Ternyata mereka hanya menuntut kebebasan untuk mendapatkan demokrasi.
Abu Umar merasa pesimis dengan kondisi umat Islam Suriah yang
seperti itu. Tetapi ia telah berjanji kepada Allah untuk pergi berjihad, dan
melihat umat Islam di sana
sangat membutuhkan pertolongan dari kekejaman rezim Bassar al-Assad. Abu Umar pun
teringat firman Allah; “...jika
mereka meminta pertolongan kepadamu dalam (urusan membela) agama, maka kamu
wajib memberikan pertolongan….” (QS. Al-Anfaal: 7)

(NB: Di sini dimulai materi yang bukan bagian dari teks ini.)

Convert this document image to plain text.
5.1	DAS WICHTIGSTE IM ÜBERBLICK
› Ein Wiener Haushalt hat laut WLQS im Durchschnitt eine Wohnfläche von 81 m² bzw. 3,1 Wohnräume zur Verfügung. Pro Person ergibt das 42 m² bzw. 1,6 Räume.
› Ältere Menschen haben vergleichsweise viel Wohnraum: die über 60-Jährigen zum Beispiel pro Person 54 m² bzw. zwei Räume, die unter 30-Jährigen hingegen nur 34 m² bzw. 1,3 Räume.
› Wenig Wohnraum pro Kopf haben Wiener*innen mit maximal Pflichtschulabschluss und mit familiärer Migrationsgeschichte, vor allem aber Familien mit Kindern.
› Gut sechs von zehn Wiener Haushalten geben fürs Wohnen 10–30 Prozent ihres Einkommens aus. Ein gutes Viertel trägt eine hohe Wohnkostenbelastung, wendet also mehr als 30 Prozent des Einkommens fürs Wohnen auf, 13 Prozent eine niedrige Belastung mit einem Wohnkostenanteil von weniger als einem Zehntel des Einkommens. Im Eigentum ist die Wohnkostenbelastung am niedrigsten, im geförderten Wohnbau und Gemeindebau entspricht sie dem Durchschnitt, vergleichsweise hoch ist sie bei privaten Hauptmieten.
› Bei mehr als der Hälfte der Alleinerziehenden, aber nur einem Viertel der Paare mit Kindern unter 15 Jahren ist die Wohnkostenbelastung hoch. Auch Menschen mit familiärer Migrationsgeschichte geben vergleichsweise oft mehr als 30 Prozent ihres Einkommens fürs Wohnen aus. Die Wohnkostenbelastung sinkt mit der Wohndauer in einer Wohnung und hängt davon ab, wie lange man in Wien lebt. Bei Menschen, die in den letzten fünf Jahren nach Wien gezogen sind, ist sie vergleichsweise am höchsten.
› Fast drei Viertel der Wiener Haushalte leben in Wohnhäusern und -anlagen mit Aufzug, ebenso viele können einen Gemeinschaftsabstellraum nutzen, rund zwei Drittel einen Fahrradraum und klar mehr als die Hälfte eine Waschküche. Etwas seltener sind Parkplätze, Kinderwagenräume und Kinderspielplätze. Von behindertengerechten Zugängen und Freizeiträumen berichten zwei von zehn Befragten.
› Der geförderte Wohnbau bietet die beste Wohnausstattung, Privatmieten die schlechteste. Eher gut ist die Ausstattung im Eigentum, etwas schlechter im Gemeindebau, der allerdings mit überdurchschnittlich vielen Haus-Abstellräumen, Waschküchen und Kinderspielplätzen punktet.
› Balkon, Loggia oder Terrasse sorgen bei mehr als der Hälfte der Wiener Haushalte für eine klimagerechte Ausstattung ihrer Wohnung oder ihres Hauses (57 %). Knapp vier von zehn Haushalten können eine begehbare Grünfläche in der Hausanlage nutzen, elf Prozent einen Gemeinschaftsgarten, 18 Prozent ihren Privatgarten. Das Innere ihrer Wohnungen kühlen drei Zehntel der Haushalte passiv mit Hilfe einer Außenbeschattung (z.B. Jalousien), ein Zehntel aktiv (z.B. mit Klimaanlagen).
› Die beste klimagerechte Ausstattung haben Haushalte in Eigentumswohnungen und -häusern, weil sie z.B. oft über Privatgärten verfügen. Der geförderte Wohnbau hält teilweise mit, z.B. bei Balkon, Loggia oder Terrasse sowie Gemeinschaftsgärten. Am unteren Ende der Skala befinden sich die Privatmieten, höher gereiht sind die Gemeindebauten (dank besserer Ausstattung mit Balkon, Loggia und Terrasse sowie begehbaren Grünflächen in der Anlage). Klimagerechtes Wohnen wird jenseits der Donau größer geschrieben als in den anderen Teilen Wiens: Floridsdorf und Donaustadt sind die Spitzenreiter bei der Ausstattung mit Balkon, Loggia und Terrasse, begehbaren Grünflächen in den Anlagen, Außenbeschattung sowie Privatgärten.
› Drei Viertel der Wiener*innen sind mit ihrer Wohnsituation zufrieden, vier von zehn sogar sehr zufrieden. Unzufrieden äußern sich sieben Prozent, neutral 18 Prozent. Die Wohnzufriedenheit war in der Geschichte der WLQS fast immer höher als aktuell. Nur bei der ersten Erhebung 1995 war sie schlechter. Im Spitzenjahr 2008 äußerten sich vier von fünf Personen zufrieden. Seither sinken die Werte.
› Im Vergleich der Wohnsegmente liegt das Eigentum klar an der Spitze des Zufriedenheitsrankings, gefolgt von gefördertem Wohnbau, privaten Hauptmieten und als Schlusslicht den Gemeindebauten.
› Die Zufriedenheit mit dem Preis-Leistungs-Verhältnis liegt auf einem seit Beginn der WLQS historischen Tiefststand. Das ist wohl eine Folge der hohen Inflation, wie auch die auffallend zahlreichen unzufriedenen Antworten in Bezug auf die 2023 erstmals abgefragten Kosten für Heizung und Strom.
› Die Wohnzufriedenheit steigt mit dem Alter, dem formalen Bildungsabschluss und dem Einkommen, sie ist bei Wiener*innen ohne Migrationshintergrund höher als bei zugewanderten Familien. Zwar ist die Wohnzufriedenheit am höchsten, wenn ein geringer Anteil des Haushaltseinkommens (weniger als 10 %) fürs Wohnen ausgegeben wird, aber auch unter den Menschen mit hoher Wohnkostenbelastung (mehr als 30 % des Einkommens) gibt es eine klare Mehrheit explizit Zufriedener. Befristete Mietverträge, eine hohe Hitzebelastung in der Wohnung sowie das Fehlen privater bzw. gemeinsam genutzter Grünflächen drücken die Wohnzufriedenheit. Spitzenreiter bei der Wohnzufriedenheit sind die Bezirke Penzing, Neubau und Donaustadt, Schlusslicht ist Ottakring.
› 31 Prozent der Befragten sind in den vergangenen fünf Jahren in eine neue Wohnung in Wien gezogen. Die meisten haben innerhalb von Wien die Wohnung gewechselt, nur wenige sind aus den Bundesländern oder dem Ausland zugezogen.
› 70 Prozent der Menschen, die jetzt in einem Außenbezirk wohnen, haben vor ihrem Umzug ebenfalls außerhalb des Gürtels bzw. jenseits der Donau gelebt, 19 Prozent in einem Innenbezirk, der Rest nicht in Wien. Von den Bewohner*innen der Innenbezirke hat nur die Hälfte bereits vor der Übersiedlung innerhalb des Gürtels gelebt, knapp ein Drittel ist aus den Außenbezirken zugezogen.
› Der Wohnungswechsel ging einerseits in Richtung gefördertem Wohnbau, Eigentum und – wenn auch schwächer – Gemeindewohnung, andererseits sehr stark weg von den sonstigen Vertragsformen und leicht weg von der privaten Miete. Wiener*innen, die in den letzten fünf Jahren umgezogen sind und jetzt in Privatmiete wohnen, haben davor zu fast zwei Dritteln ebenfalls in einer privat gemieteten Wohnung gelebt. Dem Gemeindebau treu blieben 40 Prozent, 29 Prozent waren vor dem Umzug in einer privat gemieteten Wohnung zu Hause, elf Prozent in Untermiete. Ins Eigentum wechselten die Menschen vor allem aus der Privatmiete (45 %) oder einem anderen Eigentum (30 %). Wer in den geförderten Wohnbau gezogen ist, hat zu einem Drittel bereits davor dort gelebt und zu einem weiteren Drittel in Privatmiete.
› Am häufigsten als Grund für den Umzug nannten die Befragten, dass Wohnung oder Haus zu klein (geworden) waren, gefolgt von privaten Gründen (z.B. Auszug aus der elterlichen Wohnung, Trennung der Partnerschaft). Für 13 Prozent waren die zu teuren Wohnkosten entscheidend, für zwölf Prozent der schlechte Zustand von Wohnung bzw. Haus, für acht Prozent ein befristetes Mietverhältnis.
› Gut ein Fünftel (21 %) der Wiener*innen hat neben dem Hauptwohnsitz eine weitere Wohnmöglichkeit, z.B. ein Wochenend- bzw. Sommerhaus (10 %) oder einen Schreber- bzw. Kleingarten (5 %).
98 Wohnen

Pada mulanya, Abu Umar al-Shishani memimpin unit
tempurnya sendiri yang bernama Brigade Muhajirin yang terbentuk pada musim
panas tahun 2012 dan merupakan kelompok jihad yang anggotanya terdiri dari para
pejuang asing yang datang dari luar Suriah. Brigade ini beroperasi secara
independen dan tidak bergabung dengan unit-unit pejuang Suriah yang sudah ada
karena Abu Umar melihat dasar perjuangan dari sebagian unit pejuang Suriah
tersebut yang tidak berdiri di atas kebenaran (Islam). Meski beroperasi secara
independen, namun dalam waktu singkat, unit tempur pimpinan al-Shishani telah
terlibat dalam berbagai pertempuran sengit melawan rezim pemerintah Suriah,
salah satunya adalah dalam Pertempuran Aleppo (Battle of Aleppo).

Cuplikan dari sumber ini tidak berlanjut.